Even though I vowed to love, honor and cherish this woman before God and 200 wedding guests at the chapel of Pepperdine University (a Christian college and my alma mater, no less), the nagging suspicion that I was gay wouldn’t go away, nor did I want it to. My physical attraction to men was visceral, animalistic, forbidden and, yes, natural. Like Eve in the Garden of Eden, I wanted to know Adam in the Biblical sense. The forbidden fruit was irresistible, one that I wanted to pluck from the Tree of Knowledge and nibble on for sustenance, for life. Knowing I couldn’t indulge in any more male-on-male trysts—due to the wedding band on my left hand glinting in the red neon light of a gay bar—only served to push me further away from my wife. After three years, I called the marriage off and entered into another rite of passage that I was astonished to face—divorce.
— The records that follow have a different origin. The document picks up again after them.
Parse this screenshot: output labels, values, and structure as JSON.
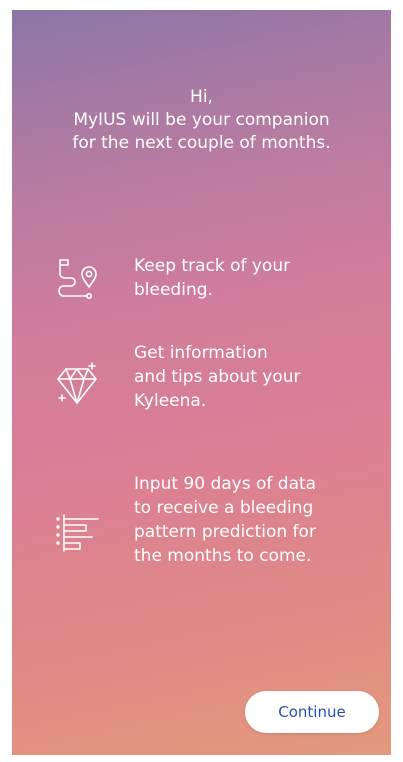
{
  "header": {
    "line1": "Hi,",
    "line2": "MyIUS will be your companion",
    "line3": "for the next couple of months."
  },
  "features": [
    {
      "icon": "route-pin-icon",
      "lines": [
        "Keep track of your",
        "bleeding."
      ]
    },
    {
      "icon": "diamond-icon",
      "lines": [
        "Get information",
        "and tips about your",
        "Kyleena."
      ]
    },
    {
      "icon": "pattern-chart-icon",
      "lines": [
        "Input 90 days of data",
        "to receive a bleeding",
        "pattern prediction for",
        "the months to come."
      ]
    }
  ],
  "continue_label": "Continue"
}
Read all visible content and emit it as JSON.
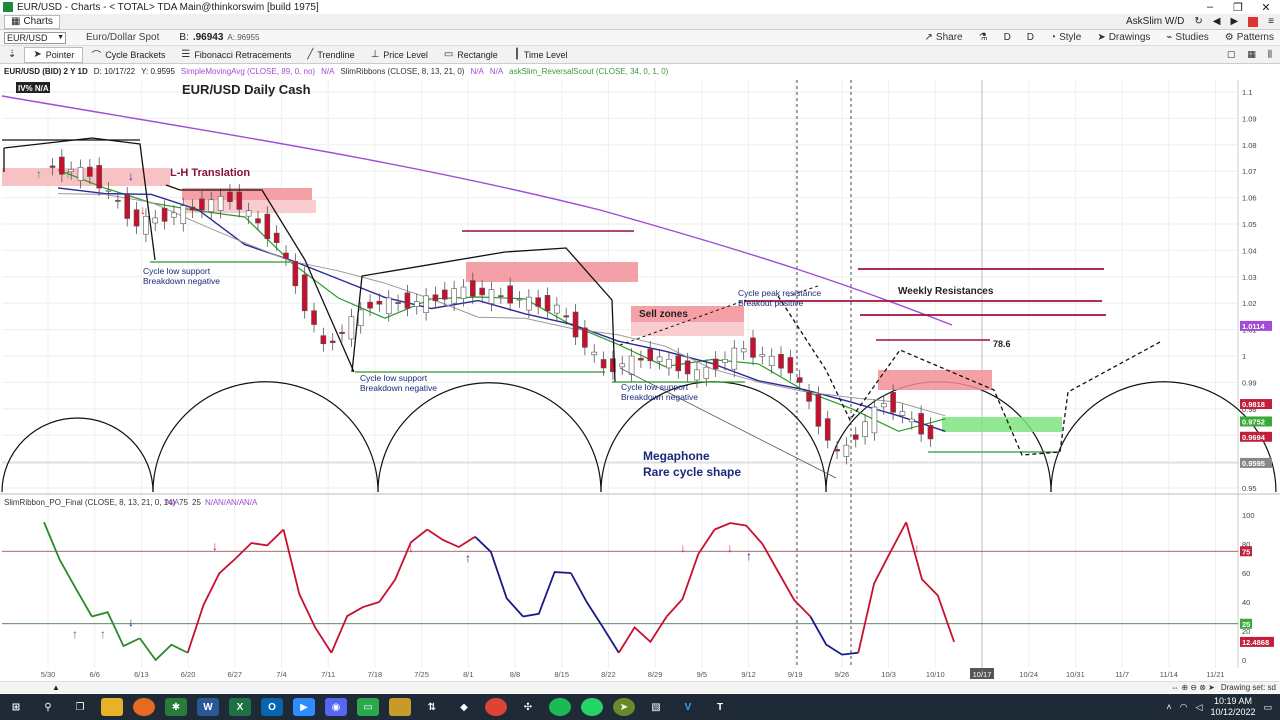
{
  "window": {
    "title": "EUR/USD - Charts - < TOTAL> TDA Main@thinkorswim [build 1975]",
    "tab_label": "Charts",
    "brand": "AskSlim W/D"
  },
  "symbol_row": {
    "symbol": "EUR/USD",
    "description": "Euro/Dollar Spot",
    "bid_label": "B:",
    "bid_value": ".96943",
    "ask_value": "A:.96955",
    "buttons": [
      "Share",
      "D",
      "D",
      "Style",
      "Drawings",
      "Studies",
      "Patterns"
    ]
  },
  "toolbar": {
    "tools": [
      "Pointer",
      "Cycle Brackets",
      "Fibonacci Retracements",
      "Trendline",
      "Price Level",
      "Rectangle",
      "Time Level"
    ]
  },
  "chart_header": {
    "symbol": "EUR/USD (BID) 2 Y 1D",
    "date_readout": "D: 10/17/22",
    "y_readout": "Y: 0.9595",
    "sma": "SimpleMovingAvg (CLOSE, 89, 0, no)",
    "na1": "N/A",
    "slim": "SlimRibbons (CLOSE, 8, 13, 21, 0)",
    "na2": "N/A",
    "na3": "N/A",
    "reversal": "askSlim_ReversalScout (CLOSE, 34, 0, 1, 0)",
    "iv_badge": "IV% N/A"
  },
  "annotations": {
    "title": "EUR/USD Daily Cash",
    "lh_translation": "L-H Translation",
    "cycle_low_1a": "Cycle low support",
    "cycle_low_1b": "Breakdown negative",
    "cycle_low_2a": "Cycle low support",
    "cycle_low_2b": "Breakdown negative",
    "cycle_low_3a": "Cycle low support",
    "cycle_low_3b": "Breakdown negative",
    "sell_zones": "Sell zones",
    "cycle_peak_a": "Cycle peak resistance",
    "cycle_peak_b": "Breakout positive",
    "weekly_res": "Weekly Resistances",
    "fib": "78.6",
    "megaphone_a": "Megaphone",
    "megaphone_b": "Rare cycle shape"
  },
  "price_axis": {
    "ticks": [
      "1.1",
      "1.09",
      "1.08",
      "1.07",
      "1.06",
      "1.05",
      "1.04",
      "1.03",
      "1.02",
      "1.01",
      "1",
      "0.99",
      "0.98",
      "0.97",
      "0.96",
      "0.95"
    ],
    "badges": [
      {
        "value": "1.0114",
        "color": "#a14bd6"
      },
      {
        "value": "0.9818",
        "color": "#c0203a"
      },
      {
        "value": "0.9752",
        "color": "#3aa83a"
      },
      {
        "value": "0.9694",
        "color": "#c0203a"
      },
      {
        "value": "0.9595",
        "color": "#888888"
      }
    ]
  },
  "oscillator": {
    "header": "SlimRibbon_PO_Final (CLOSE, 8, 13, 21, 0, 14)",
    "header_vals": [
      "N/A",
      "75",
      "25",
      "N/A",
      "N/A",
      "N/A",
      "N/A"
    ],
    "ticks": [
      "100",
      "80",
      "60",
      "40",
      "20",
      "0"
    ],
    "badges": [
      {
        "value": "75",
        "color": "#c0203a"
      },
      {
        "value": "25",
        "color": "#3aa83a"
      },
      {
        "value": "12.4868",
        "color": "#c0203a"
      }
    ]
  },
  "date_axis": {
    "labels": [
      "5/30",
      "6/6",
      "6/13",
      "6/20",
      "6/27",
      "7/4",
      "7/11",
      "7/18",
      "7/25",
      "8/1",
      "8/8",
      "8/15",
      "8/22",
      "8/29",
      "9/5",
      "9/12",
      "9/19",
      "9/26",
      "10/3",
      "10/10",
      "10/17",
      "10/24",
      "10/31",
      "11/7",
      "11/14",
      "11/21"
    ],
    "cursor_label": "10/17"
  },
  "status": {
    "drawing_set": "Drawing set: sd"
  },
  "taskbar": {
    "time": "10:19 AM",
    "date": "10/12/2022"
  },
  "chart_data": {
    "type": "candlestick",
    "title": "EUR/USD Daily Cash",
    "x": [
      "5/30",
      "6/6",
      "6/13",
      "6/20",
      "6/27",
      "7/4",
      "7/11",
      "7/18",
      "7/25",
      "8/1",
      "8/8",
      "8/15",
      "8/22",
      "8/29",
      "9/5",
      "9/12",
      "9/19",
      "9/26",
      "10/3",
      "10/10"
    ],
    "close": [
      1.072,
      1.069,
      1.05,
      1.055,
      1.06,
      1.043,
      1.003,
      1.02,
      1.02,
      1.025,
      1.022,
      1.018,
      0.995,
      1.0,
      0.993,
      1.003,
      0.995,
      0.962,
      0.983,
      0.9694
    ],
    "ylim": [
      0.95,
      1.1
    ],
    "oscillator": {
      "name": "SlimRibbon_PO_Final",
      "values": [
        95,
        30,
        15,
        5,
        70,
        90,
        5,
        40,
        90,
        85,
        30,
        60,
        5,
        30,
        90,
        80,
        30,
        5,
        95,
        12.49
      ],
      "ylim": [
        0,
        100
      ],
      "levels": [
        75,
        25
      ]
    }
  }
}
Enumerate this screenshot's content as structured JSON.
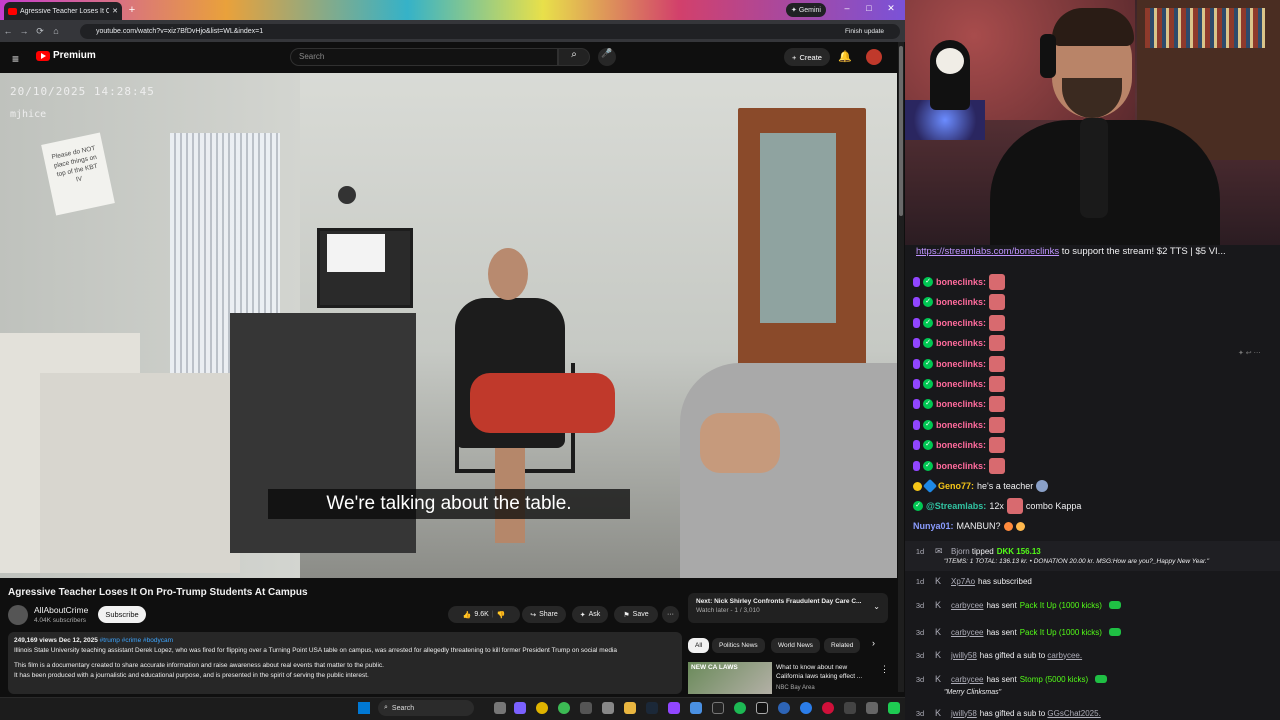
{
  "browser": {
    "tab_title": "Agressive Teacher Loses It O",
    "new_tab": "+",
    "gemini": "Gemini",
    "url": "youtube.com/watch?v=xiz7BfDvHjo&list=WL&index=1",
    "finish_update": "Finish update",
    "win_min": "–",
    "win_max": "□",
    "win_close": "✕"
  },
  "youtube": {
    "menu_icon": "≡",
    "logo_text": "Premium",
    "search_placeholder": "Search",
    "search_icon": "⌕",
    "mic_icon": "🎤",
    "create_label": "Create",
    "bell_icon": "🔔",
    "video": {
      "overlay_datetime": "20/10/2025 14:28:45",
      "overlay_id": "mjhice",
      "sign_text": "Please do NOT place things on top of the KBT IV",
      "caption": "We're talking about the table."
    },
    "title": "Agressive Teacher Loses It On Pro-Trump Students At Campus",
    "channel": {
      "name": "AllAboutCrime",
      "subs": "4.04K subscribers",
      "subscribe": "Subscribe"
    },
    "actions": {
      "likes": "9.6K",
      "share": "Share",
      "ask": "Ask",
      "save": "Save",
      "more": "···"
    },
    "description": {
      "meta": "249,169 views  Dec 12, 2025",
      "tags": "#trump #crime #bodycam",
      "line1": "Illinois State University teaching assistant Derek Lopez, who was fired for flipping over a Turning Point USA table on campus, was arrested for allegedly threatening to kill former President Trump on social media",
      "line2": "This film is a documentary created to share accurate information and raise awareness about real events that matter to the public.",
      "line3": "It has been produced with a journalistic and educational purpose, and is presented in the spirit of serving the public interest."
    },
    "next": {
      "label": "Next:",
      "title": "Nick Shirley Confronts Fraudulent Day Care C...",
      "sub": "Watch later - 1 / 3,010"
    },
    "chips": [
      "All",
      "Politics News",
      "World News",
      "Related"
    ],
    "related": {
      "thumb_text": "NEW CA LAWS",
      "title": "What to know about new California laws taking effect ...",
      "channel": "NBC Bay Area"
    }
  },
  "taskbar": {
    "search": "Search"
  },
  "chat": {
    "promo_link": "https://streamlabs.com/boneclinks",
    "promo_text": " to support the stream! $2 TTS | $5 VI...",
    "bone_rows": [
      {
        "user": "boneclinks:"
      },
      {
        "user": "boneclinks:"
      },
      {
        "user": "boneclinks:"
      },
      {
        "user": "boneclinks:"
      },
      {
        "user": "boneclinks:"
      },
      {
        "user": "boneclinks:"
      },
      {
        "user": "boneclinks:"
      },
      {
        "user": "boneclinks:"
      },
      {
        "user": "boneclinks:"
      },
      {
        "user": "boneclinks:"
      }
    ],
    "geno": {
      "user": "Geno77:",
      "msg": "he's a teacher"
    },
    "streamlabs": {
      "user": "@Streamlabs:",
      "msg1": "12x",
      "msg2": "combo Kappa"
    },
    "nunya": {
      "user": "Nunya01:",
      "msg": "MANBUN?"
    },
    "events": [
      {
        "age": "1d",
        "who": "Bjorn",
        "action": "tipped",
        "amount": "DKK 156.13",
        "detail": "\"ITEMS: 1 TOTAL: 136.13 kr. • DONATION 20.00 kr. MSG:How are you?_Happy New Year.\""
      },
      {
        "age": "1d",
        "who": "Xp7Ao",
        "action": "has subscribed"
      },
      {
        "age": "3d",
        "who": "carbycee",
        "action": "has sent",
        "item": "Pack It Up (1000 kicks)"
      },
      {
        "age": "3d",
        "who": "carbycee",
        "action": "has sent",
        "item": "Pack It Up (1000 kicks)"
      },
      {
        "age": "3d",
        "who": "jwilly58",
        "action": "has gifted a sub to",
        "target": "carbycee."
      },
      {
        "age": "3d",
        "who": "carbycee",
        "action": "has sent",
        "item": "Stomp (5000 kicks)",
        "detail": "\"Merry Clinksmas\""
      },
      {
        "age": "3d",
        "who": "jwilly58",
        "action": "has gifted a sub to",
        "target": "GGsChat2025."
      }
    ]
  },
  "colors": {
    "yt_red": "#ff0000",
    "chat_bg": "#18181b",
    "bone_name": "#ff6b9d",
    "geno_name": "#f5c518",
    "streamlabs_name": "#31c3a2",
    "nunya_name": "#8a9cff",
    "kick_green": "#53fc18"
  }
}
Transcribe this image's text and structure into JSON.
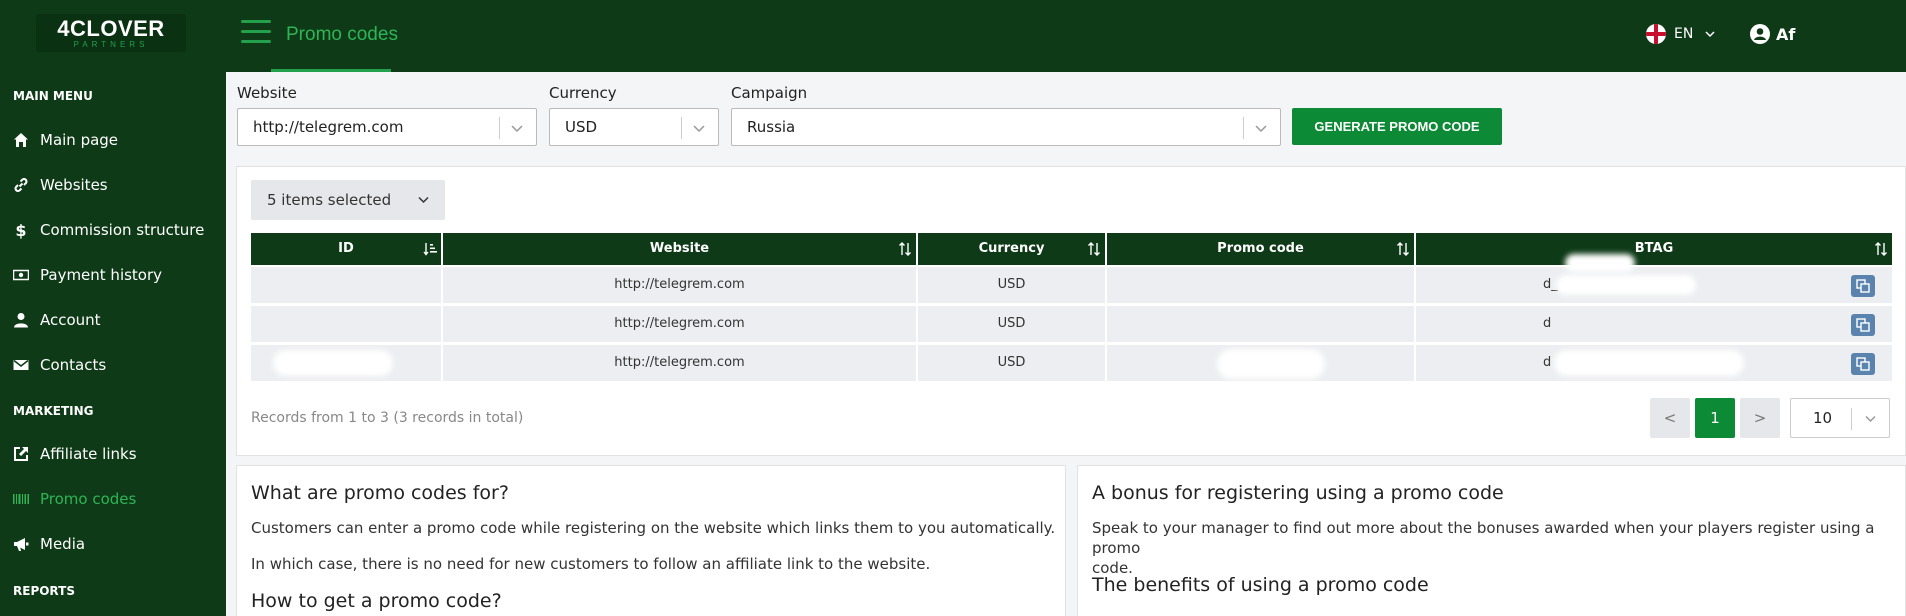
{
  "logo": {
    "main": "4CLOVER",
    "sub": "PARTNERS"
  },
  "colors": {
    "brand_dark": "#0e3a17",
    "accent": "#22a04b",
    "button": "#0d8a35",
    "copy": "#5a83ad"
  },
  "sidebar": {
    "sections": {
      "main": "MAIN MENU",
      "marketing": "MARKETING",
      "reports": "REPORTS"
    },
    "items": [
      {
        "label": "Main page",
        "icon": "home-icon"
      },
      {
        "label": "Websites",
        "icon": "link-icon"
      },
      {
        "label": "Commission structure",
        "icon": "dollar-icon"
      },
      {
        "label": "Payment history",
        "icon": "money-icon"
      },
      {
        "label": "Account",
        "icon": "user-icon"
      },
      {
        "label": "Contacts",
        "icon": "envelope-icon"
      },
      {
        "label": "Affiliate links",
        "icon": "external-link-icon"
      },
      {
        "label": "Promo codes",
        "icon": "barcode-icon",
        "active": true
      },
      {
        "label": "Media",
        "icon": "megaphone-icon"
      }
    ]
  },
  "header": {
    "title": "Promo codes",
    "lang": "EN",
    "user": "Af"
  },
  "filters": {
    "website": {
      "label": "Website",
      "value": "http://telegrem.com"
    },
    "currency": {
      "label": "Currency",
      "value": "USD"
    },
    "campaign": {
      "label": "Campaign",
      "value": "Russia"
    },
    "generate": "GENERATE PROMO CODE"
  },
  "table": {
    "selector": "5 items selected",
    "columns": [
      "ID",
      "Website",
      "Currency",
      "Promo code",
      "BTAG"
    ],
    "rows": [
      {
        "website": "http://telegrem.com",
        "currency": "USD",
        "btag": "d_"
      },
      {
        "website": "http://telegrem.com",
        "currency": "USD",
        "btag": "d"
      },
      {
        "website": "http://telegrem.com",
        "currency": "USD",
        "btag": "d"
      }
    ],
    "records": "Records from 1 to 3 (3 records in total)",
    "pagination": {
      "prev": "<",
      "current": "1",
      "next": ">",
      "per_page": "10"
    }
  },
  "info": {
    "left": {
      "h1": "What are promo codes for?",
      "p1": "Customers can enter a promo code while registering on the website which links them to you automatically.",
      "p2": "In which case, there is no need for new customers to follow an affiliate link to the website.",
      "h2": "How to get a promo code?"
    },
    "right": {
      "h1": "A bonus for registering using a promo code",
      "p1a": "Speak to your manager to find out more about the bonuses awarded when your players register using a promo",
      "p1b": "code.",
      "h2": "The benefits of using a promo code"
    }
  }
}
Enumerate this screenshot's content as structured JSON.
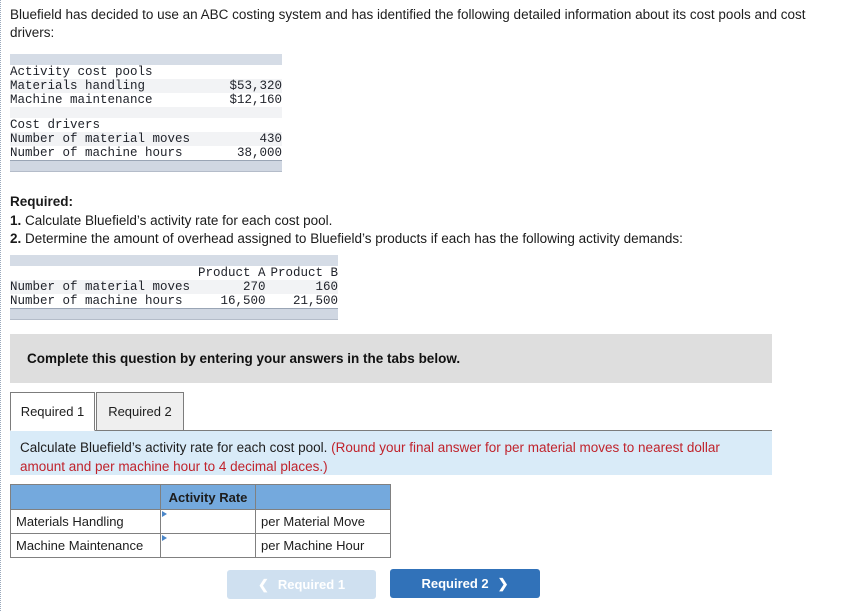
{
  "intro": "Bluefield has decided to use an ABC costing system and has identified the following detailed information about its cost pools and cost drivers:",
  "cost_pool_table": {
    "rows": [
      {
        "label": "Activity cost pools",
        "value": "",
        "indent": 1
      },
      {
        "label": "Materials handling",
        "value": "$53,320",
        "indent": 2
      },
      {
        "label": "Machine maintenance",
        "value": "$12,160",
        "indent": 2
      },
      {
        "label": "Cost drivers",
        "value": "",
        "indent": 1
      },
      {
        "label": "Number of material moves",
        "value": "430",
        "indent": 2
      },
      {
        "label": "Number of machine hours",
        "value": "38,000",
        "indent": 2
      }
    ]
  },
  "required": {
    "heading": "Required:",
    "item1_num": "1.",
    "item1_text": " Calculate Bluefield’s activity rate for each cost pool.",
    "item2_num": "2.",
    "item2_text": " Determine the amount of overhead assigned to Bluefield’s products if each has the following activity demands:"
  },
  "demand_table": {
    "columns": [
      "",
      "Product A",
      "Product B"
    ],
    "rows": [
      {
        "label": "Number of material moves",
        "a": "270",
        "b": "160"
      },
      {
        "label": "Number of machine hours",
        "a": "16,500",
        "b": "21,500"
      }
    ]
  },
  "banner": {
    "text": "Complete this question by entering your answers in the tabs below."
  },
  "tabs": [
    {
      "label": "Required 1",
      "active": true
    },
    {
      "label": "Required 2",
      "active": false
    }
  ],
  "infobox": {
    "prompt": "Calculate Bluefield’s activity rate for each cost pool. ",
    "note": "(Round your final answer for per material moves to nearest dollar amount and per machine hour to 4 decimal places.)"
  },
  "answer_grid": {
    "headers": [
      "",
      "Activity Rate",
      ""
    ],
    "rows": [
      {
        "label": "Materials Handling",
        "rate": "",
        "unit": "per Material Move"
      },
      {
        "label": "Machine Maintenance",
        "rate": "",
        "unit": "per Machine Hour"
      }
    ]
  },
  "nav": {
    "prev_label": "Required 1",
    "prev_icon": "chevron-left",
    "next_label": "Required 2",
    "next_icon": "chevron-right"
  },
  "colors": {
    "accent_blue": "#3172b9",
    "grid_header_blue": "#74a9dd",
    "info_box_blue": "#d9ebf8",
    "note_red": "#c0232c",
    "banner_gray": "#dedede",
    "table_bar": "#d5dce6"
  }
}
After the pain of divorce, however, came the healing of discovery, coming out, and fully embracing who I truly was and what I wanted to be. I shaved my head, felt the sting of a tattoo needle across my body—several times—and carried out a few sordid love affairs. When I met and moved in with a serious boyfriend in Los Angeles, another rite of passage opened up to me like a blooming flower. Next thing I know, we’re packing up and moving across the country to New York. And why not? It felt like the next logical step. Marriage. Divorce. Lover. Cross-country move for a fabulous new job? Check.
Although that relationship crumbled, I persevered in New York and was lucky enough to find myself, yet again. This time I indulged in darker aspects of my personality that I had always craved, such as go-go dancing, fetish modeling, deejaying, and writing an erotic novel. In due time, I met the love of my life, a man named Michael. Six years to the day we met at our local gay bar, we were married.
My new gold wedding band still glints in red neon lights of gay bars, but now I’m with my honey, my soulmate, the man who will follow me side-by-side into the next rite of passage, whatever that may be.